In April 2014, the World Health Organization published a thorough report, the first of its kind, on the topic of antimicrobial resistance. The conclusions were undeniable: all around the world, antibiotics is losing its ability to fight bacteria and infections.
Dr. Keiji Fukuda, Assistant Director-General Health Security who is quoted in the report says that ““Without urgent, coordinated action by many stakeholders, the world is headed for a post-antibiotic era, in which common infections and minor injuries which have been treatable for decades can once again kill,” Dr. Fukuda states that Unless we take significant actions to improve efforts to prevent infections and also change how we produce, prescribe and use antibiotics, the world will lose more and more of these global public health goods and the implications will be devastating.”
According to the report, antibiotic resistance can lead to longer recovery times and might also increase the death risk. People diagnosed with MRSA (methicillin-resistant Staphylococcus aureus), for instance, are believed to be 64% more likely to die since this bacteria type is resistant to antibiotics. The MIT Technological Review finds that antibiotics resistance also increases the cost of treatments due to longer hospital stays and a need for more intensive care.
In 2008, a groundbreaking, comprehensive research found that five different types of common cannabinoids and their synthetic forms (THC, CBD, CBG, CBC, CBN) are effective in treating bacteria. This research, which was conducted by a team of researchers from the UK and Italy, examined the cannabinoids’ ability to treat six types of MRSA, including those responsible for hospital outbreaks.
The research discovered that considering the availability if sativa-type cannabis, which offers high concentration rates on non-psychoactive cannabinoids, the cannabis plant is an interesting resource for antibacterial agents with the ability to answer the MRSA resistance problem, as well as other pathogenic bacteria. This revelation is highly important considering how widespread MRSA is becoming nowadays. In the US, for instance, it is responsible for more deaths than HIV.
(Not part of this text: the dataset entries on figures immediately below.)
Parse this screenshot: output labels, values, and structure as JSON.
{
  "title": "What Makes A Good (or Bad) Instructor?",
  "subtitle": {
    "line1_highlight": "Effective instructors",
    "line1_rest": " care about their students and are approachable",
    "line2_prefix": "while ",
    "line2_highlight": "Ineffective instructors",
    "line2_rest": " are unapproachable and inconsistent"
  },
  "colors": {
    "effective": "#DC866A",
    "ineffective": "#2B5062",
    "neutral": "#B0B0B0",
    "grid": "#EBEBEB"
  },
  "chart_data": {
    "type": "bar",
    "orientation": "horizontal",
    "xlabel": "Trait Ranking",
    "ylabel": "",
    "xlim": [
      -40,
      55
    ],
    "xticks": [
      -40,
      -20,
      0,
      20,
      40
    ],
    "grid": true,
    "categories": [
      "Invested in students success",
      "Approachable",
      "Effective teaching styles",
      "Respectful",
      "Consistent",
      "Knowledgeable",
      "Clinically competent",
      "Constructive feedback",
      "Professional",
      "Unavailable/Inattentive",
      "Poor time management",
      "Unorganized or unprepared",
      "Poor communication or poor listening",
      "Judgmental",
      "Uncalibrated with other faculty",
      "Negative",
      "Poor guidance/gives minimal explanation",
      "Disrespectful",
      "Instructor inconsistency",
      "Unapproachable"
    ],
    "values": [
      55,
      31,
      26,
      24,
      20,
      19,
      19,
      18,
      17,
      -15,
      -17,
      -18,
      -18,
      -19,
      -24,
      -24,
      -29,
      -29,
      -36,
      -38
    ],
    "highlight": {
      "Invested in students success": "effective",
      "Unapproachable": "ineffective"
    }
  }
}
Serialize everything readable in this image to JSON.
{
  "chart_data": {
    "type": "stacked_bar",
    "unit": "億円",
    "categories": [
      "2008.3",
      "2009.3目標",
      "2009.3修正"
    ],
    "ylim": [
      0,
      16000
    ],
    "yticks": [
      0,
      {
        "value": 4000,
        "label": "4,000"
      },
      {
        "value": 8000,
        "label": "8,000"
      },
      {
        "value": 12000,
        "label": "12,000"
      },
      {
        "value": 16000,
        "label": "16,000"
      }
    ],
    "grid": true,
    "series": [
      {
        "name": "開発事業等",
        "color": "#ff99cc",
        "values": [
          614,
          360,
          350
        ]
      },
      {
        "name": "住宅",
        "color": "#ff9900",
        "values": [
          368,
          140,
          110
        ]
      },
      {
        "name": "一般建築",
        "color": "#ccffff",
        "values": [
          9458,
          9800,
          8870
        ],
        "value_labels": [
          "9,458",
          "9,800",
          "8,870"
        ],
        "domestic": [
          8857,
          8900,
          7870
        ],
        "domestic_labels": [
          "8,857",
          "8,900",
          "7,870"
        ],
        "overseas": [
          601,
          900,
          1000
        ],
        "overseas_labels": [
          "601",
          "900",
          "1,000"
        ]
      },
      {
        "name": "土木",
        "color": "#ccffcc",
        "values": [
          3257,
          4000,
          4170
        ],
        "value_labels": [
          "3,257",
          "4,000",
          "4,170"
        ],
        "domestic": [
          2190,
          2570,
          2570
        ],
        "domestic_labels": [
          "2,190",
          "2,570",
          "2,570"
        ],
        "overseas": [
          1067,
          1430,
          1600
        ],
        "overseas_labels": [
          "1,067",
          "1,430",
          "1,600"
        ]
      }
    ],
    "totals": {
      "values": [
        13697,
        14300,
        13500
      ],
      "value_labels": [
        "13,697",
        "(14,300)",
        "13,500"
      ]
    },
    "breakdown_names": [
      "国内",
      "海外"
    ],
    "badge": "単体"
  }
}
The most practical use for cannabinoids, according to Prof. Giovanni Appendino of Amedeo Avogadro University of Eastern Piedmont who participated in conducting the research, is “to treat ulcers and wounds in a hospital environment, decreasing the burden of antibiotics.” Appendino states that “The topical use of cannabis preparations has a long tradition in European medicine, and no allergies have been reported.” Therefore, it is possible that in the near future, medical cannabis will become a leading option to replace antibiotics and other treatments for bacteria and infections.
This is yet another exciting and innovative use case for medical cannabis, which offers many medical uses to assist patients around the world in solving a wide range of health problems.